Ada tiga bentuk vitamin K yang diketahui yaitu:
• Vitamin K1 (phytomenadione), tedapat pada sayuran hijau. Sediaan yang ada saat ini adalah cremophor dan vitamin K mixed micelles (KMM).

• Vitamin K2 (menaquinone) disintesis oleh flora usus normal seperti Bacteriodes fragilis dan beberapa strain E. coli.

• Vitamin K3 (menadione) merupakan vitamin K sintetik yang sekarang jarang diberikan pada neonatus karena dilaporkan dapat menyebabkan anemia hemolitik.

Secara fisiologis kadar faktor koagulasi yang bergantung pada vitamin K dalam tali pusat sekitar 50% dan akan menurun dengan cepat mencapai titik terendah dalam 48-72 jam setelah kelahiran.
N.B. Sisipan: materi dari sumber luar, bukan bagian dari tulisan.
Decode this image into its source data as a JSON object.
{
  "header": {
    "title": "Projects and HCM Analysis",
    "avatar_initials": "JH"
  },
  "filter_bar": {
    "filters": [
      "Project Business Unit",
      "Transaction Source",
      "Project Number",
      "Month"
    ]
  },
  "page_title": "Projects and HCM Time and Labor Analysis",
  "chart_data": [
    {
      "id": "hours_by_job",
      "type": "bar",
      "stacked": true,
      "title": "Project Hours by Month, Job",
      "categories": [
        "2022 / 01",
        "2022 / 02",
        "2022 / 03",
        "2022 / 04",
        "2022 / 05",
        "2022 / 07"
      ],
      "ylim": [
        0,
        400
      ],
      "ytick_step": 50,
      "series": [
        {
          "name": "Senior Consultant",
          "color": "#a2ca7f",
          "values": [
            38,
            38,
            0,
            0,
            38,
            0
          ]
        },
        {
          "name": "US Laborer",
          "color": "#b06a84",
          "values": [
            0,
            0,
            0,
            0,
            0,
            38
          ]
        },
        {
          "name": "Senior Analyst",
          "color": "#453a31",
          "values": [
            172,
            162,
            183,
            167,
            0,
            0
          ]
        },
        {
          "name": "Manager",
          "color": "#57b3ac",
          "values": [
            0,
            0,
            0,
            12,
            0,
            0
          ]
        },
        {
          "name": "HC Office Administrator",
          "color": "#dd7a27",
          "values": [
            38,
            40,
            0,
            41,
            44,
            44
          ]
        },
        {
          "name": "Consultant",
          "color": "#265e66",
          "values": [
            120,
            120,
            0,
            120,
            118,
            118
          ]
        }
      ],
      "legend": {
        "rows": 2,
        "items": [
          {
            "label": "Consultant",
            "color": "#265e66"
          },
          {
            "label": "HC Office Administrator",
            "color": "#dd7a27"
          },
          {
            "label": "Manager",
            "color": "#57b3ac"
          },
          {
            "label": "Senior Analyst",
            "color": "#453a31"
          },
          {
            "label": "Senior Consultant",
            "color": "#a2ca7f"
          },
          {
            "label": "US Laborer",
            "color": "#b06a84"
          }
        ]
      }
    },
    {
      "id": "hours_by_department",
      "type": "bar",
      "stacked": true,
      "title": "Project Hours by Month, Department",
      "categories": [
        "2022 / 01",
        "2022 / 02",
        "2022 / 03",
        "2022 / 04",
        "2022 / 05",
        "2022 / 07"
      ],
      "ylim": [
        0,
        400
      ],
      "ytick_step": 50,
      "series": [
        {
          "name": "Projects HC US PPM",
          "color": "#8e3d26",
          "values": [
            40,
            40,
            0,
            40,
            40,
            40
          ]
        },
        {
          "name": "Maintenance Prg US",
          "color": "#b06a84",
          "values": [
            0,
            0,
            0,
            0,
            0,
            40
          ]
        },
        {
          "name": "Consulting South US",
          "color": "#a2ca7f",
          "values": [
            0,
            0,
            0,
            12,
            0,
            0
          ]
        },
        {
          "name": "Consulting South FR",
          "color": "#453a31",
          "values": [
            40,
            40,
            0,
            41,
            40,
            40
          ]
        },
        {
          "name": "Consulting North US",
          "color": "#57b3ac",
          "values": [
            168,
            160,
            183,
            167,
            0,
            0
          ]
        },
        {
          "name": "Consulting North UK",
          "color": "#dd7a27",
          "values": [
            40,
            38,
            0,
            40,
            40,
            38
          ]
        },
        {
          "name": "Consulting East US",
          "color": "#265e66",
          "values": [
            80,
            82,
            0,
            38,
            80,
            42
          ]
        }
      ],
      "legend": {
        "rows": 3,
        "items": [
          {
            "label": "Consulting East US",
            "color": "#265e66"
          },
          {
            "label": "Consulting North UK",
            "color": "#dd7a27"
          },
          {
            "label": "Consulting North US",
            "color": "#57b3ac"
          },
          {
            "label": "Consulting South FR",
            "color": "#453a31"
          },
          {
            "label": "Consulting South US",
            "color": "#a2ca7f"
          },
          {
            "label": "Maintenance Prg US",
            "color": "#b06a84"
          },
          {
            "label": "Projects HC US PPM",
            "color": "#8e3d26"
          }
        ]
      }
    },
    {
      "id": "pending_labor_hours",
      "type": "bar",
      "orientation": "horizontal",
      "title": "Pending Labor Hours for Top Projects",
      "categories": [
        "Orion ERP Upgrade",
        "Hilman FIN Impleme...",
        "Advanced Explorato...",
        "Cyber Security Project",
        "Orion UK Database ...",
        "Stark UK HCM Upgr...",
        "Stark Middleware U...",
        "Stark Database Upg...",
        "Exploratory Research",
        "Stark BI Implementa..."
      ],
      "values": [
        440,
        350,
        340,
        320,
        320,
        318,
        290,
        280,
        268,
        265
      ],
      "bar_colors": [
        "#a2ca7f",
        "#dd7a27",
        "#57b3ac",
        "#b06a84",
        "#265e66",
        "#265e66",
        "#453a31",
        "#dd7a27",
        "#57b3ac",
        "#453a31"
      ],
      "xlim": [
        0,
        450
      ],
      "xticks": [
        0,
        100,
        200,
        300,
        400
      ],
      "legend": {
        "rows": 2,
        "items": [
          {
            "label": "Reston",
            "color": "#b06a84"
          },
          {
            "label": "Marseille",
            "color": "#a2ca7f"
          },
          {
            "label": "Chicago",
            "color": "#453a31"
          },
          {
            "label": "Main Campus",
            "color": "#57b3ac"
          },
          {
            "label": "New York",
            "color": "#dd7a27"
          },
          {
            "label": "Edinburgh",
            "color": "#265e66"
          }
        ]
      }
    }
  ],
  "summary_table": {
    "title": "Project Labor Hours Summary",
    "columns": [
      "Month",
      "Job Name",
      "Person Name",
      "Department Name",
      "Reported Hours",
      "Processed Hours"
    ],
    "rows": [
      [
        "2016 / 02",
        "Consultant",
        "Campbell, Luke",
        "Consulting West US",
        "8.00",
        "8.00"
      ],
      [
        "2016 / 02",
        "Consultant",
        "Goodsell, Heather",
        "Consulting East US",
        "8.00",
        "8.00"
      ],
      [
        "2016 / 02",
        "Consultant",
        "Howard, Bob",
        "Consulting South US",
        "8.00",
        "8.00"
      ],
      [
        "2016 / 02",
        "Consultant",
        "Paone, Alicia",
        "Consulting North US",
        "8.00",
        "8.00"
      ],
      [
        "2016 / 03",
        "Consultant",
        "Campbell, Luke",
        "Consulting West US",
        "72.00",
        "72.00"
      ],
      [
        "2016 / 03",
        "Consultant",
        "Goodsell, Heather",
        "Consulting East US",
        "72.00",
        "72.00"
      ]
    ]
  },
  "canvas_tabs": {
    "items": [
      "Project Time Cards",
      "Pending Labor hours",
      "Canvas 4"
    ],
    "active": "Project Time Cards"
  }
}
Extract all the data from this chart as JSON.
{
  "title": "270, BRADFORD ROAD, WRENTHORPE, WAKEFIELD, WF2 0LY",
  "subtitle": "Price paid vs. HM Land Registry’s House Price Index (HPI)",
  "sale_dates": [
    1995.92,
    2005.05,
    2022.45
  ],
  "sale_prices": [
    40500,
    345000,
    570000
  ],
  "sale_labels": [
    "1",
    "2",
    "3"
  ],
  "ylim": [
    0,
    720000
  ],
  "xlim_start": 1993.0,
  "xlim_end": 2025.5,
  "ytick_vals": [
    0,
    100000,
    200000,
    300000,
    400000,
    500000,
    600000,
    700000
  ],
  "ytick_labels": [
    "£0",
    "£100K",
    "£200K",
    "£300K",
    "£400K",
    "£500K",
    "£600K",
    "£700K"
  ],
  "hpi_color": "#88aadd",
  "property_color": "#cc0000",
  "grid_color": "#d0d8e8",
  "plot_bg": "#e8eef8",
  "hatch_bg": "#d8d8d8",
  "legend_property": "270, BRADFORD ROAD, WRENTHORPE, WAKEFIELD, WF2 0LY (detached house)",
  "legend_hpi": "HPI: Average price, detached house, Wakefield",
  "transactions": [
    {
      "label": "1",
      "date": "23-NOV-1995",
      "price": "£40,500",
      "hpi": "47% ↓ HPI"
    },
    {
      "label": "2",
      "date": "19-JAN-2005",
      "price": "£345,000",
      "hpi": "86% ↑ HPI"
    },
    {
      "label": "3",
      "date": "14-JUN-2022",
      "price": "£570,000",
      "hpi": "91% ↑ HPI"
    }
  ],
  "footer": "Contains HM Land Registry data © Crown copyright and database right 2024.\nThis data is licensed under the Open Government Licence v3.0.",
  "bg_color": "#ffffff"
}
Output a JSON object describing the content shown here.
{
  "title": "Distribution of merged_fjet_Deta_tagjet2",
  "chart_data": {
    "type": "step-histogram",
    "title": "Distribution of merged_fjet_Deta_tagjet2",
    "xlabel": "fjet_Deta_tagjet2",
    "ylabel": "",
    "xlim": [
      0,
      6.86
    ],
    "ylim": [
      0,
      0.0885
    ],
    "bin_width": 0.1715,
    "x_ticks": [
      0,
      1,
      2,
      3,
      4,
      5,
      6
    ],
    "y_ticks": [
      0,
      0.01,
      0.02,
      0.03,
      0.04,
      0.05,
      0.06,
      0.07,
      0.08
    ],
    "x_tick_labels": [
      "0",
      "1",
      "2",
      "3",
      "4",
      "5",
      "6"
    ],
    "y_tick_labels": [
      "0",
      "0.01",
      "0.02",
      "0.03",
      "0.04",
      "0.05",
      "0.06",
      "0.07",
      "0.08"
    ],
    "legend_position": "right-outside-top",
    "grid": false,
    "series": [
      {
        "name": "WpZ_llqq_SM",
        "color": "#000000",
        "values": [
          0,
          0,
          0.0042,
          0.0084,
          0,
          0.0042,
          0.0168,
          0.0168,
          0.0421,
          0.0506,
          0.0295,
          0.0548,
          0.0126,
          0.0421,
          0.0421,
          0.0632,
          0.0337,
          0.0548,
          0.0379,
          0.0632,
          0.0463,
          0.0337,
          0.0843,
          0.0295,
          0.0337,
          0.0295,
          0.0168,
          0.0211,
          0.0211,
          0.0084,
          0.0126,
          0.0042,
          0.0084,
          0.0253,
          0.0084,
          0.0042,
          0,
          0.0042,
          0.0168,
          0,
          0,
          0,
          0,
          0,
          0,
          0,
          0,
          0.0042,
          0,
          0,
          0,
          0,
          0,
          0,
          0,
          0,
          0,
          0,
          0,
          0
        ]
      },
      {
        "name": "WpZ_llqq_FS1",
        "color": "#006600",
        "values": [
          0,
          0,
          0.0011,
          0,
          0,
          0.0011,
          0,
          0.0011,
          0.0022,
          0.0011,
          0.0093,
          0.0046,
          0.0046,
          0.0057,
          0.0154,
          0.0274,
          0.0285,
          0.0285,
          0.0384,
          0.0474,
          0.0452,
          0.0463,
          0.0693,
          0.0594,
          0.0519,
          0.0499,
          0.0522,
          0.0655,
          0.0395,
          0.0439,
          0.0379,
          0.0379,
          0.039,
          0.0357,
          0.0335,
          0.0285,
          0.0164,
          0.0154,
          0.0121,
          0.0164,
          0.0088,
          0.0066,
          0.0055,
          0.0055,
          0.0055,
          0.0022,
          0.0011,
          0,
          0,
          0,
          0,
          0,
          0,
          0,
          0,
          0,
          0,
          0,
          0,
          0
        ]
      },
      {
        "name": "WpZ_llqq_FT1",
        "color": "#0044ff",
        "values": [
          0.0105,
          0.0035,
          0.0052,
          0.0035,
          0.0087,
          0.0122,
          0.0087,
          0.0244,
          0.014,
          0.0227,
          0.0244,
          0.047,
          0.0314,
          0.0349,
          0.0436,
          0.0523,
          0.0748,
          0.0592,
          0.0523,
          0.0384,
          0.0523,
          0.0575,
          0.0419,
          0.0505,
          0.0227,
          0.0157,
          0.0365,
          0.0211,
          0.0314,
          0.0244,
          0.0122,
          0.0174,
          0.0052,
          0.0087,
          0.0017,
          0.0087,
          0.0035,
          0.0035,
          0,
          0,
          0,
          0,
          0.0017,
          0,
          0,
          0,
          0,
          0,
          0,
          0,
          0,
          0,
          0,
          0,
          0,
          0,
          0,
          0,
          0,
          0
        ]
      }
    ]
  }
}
Kemudian kadar faktor ini akan bertambah secara perlahan selama beberapa minggu tetapi tetap berada di bawah kadar orang dewasa. Peningkatan ini disebabkan oleh absorpsi vitamin K dari makanan.

Sedangkan bayi baru lahir relatif kekurangan vitamin K karena berbagai alasan, antara lain simpanan vitamin K yang rendah pada waktu lahir, sedikitnya perpindahan vitamin K melalui plasenta, rendahnya kadar vitamin K pada ASI dan sterilitas saluran cerna.30

Tempat perdarahan utama adalah umbilikus, membran mukosa, saluran cerna, sirkumsisi dan pungsi vena. Selain itu perdarahan dapat berupa hematoma yang ditemukan pada tempat trauma, seperti hematoma sefal. Akibat lebih lanjut adalah timbulnya perdarahan intrakranial yang merupakan penyebab mortalitas atau morbiditas yang menetap.

Manifestasi Klinis
Manifestasi klinis yang sering ditemukan adalah perdarahan, pucat dan hepatomegali ringan. Perdarahan dapat terjadi spontan atau akibat trauma, terutama trauma lahir. Pada kebanyakan kasus perdarahan terjadi di kulit, mata, hidung dan saluran cerna. Perdarahan kulit sering berupa purpura, ekimosis atau perdarahan melalui bekas tusukan jarum suntik.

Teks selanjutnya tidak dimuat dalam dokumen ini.